Boosting Reinforcement Learning in 3D Visuospatial Tasks Through Human-Informed Curriculum Design
Markus D. Solbach, John K. Tsotsos
TL;DR
The paper evaluates modern reinforcement learning approaches on a challenging 3D Same-Different visuospatial task, replicated from human psychophysics in a Unity environment. It finds that PPO and imitation-learning methods struggle to scale across large discrete action spaces and sparse rewards, while curriculum learning—especially when informed by human performance data—can drive robust learning up to 48 viewpoints. The resulting agents achieve high accuracy but adopt strategies that differ from human observers, favoring limited, information-rich viewpoints rather than distributed exploration. The study underscores the importance of structured learning and cognitive priors (e.g., attention and memory) for scaling RL to active-perception tasks with high dimensionality and sparse rewards, suggesting avenues for cognitively inspired RL architectures.
Abstract
Reinforcement Learning is a mature technology, often suggested as a potential route towards Artificial General Intelligence, with the ambitious goal of replicating the wide range of abilities found in natural and artificial intelligence, including the complexities of human cognition.
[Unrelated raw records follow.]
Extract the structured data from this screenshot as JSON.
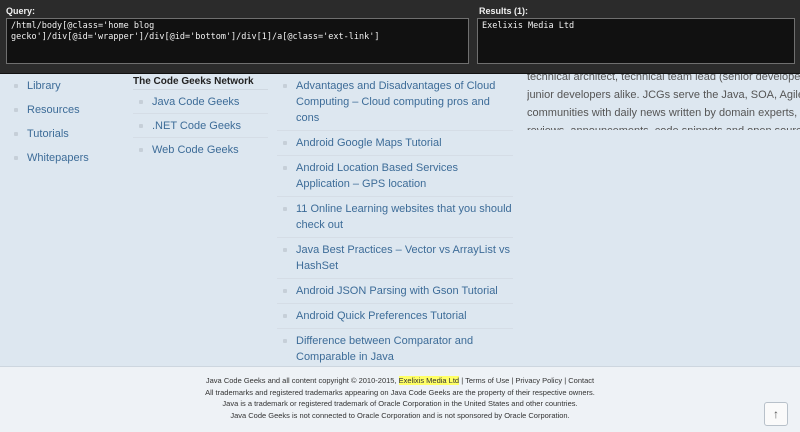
{
  "xpath_helper": {
    "query_label": "Query:",
    "query_text": "/html/body[@class='home blog gecko']/div[@id='wrapper']/div[@id='bottom']/div[1]/a[@class='ext-link']",
    "results_label": "Results (1):",
    "results_text": "Exelixis Media Ltd"
  },
  "links": [
    "Library",
    "Resources",
    "Tutorials",
    "Whitepapers"
  ],
  "network": {
    "title": "The Code Geeks Network",
    "items": [
      "Java Code Geeks",
      ".NET Code Geeks",
      "Web Code Geeks"
    ]
  },
  "posts": [
    "Advantages and Disadvantages of Cloud Computing – Cloud computing pros and cons",
    "Android Google Maps Tutorial",
    "Android Location Based Services Application – GPS location",
    "11 Online Learning websites that you should check out",
    "Java Best Practices – Vector vs ArrayList vs HashSet",
    "Android JSON Parsing with Gson Tutorial",
    "Android Quick Preferences Tutorial",
    "Difference between Comparator and Comparable in Java"
  ],
  "about": [
    "technical architect, technical team lead (senior developer),",
    "junior developers alike. JCGs serve the Java, SOA, Agile ar",
    "communities with daily news written by domain experts, artic",
    "reviews, announcements, code snippets and open source p"
  ],
  "footer": {
    "copyright_prefix": "Java Code Geeks and all content copyright © 2010-2015,",
    "company": "Exelixis Media Ltd",
    "sep1": "|",
    "terms": "Terms of Use",
    "sep2": "|",
    "privacy": "Privacy Policy",
    "sep3": "|",
    "contact": "Contact",
    "trademarks": "All trademarks and registered trademarks appearing on Java Code Geeks are the property of their respective owners.",
    "java_tm": "Java is a trademark or registered trademark of Oracle Corporation in the United States and other countries.",
    "not_connected": "Java Code Geeks is not connected to Oracle Corporation and is not sponsored by Oracle Corporation.",
    "scroll_top_icon": "↑"
  }
}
While RL had shown successes in relatively constrained environments, such as the classic Atari games and specific continuous control problems, recent years have seen efforts to expand its applicability. This work investigates the potential of RL in demonstrating intelligent behaviour and its progress in addressing more complex and less structured problem domains. We present an investigation into the capacity of modern RL frameworks in addressing a seemingly straightforward 3D Same-Different visuospatial task. While initial applications of state-of-the-art methods, including PPO, behavioural cloning and imitation learning, revealed challenges in directly learning optimal strategies, the successful implementation of curriculum learning offers a promising avenue. Effective learning was achieved by strategically designing the lesson plan based on the findings of a real-world human experiment.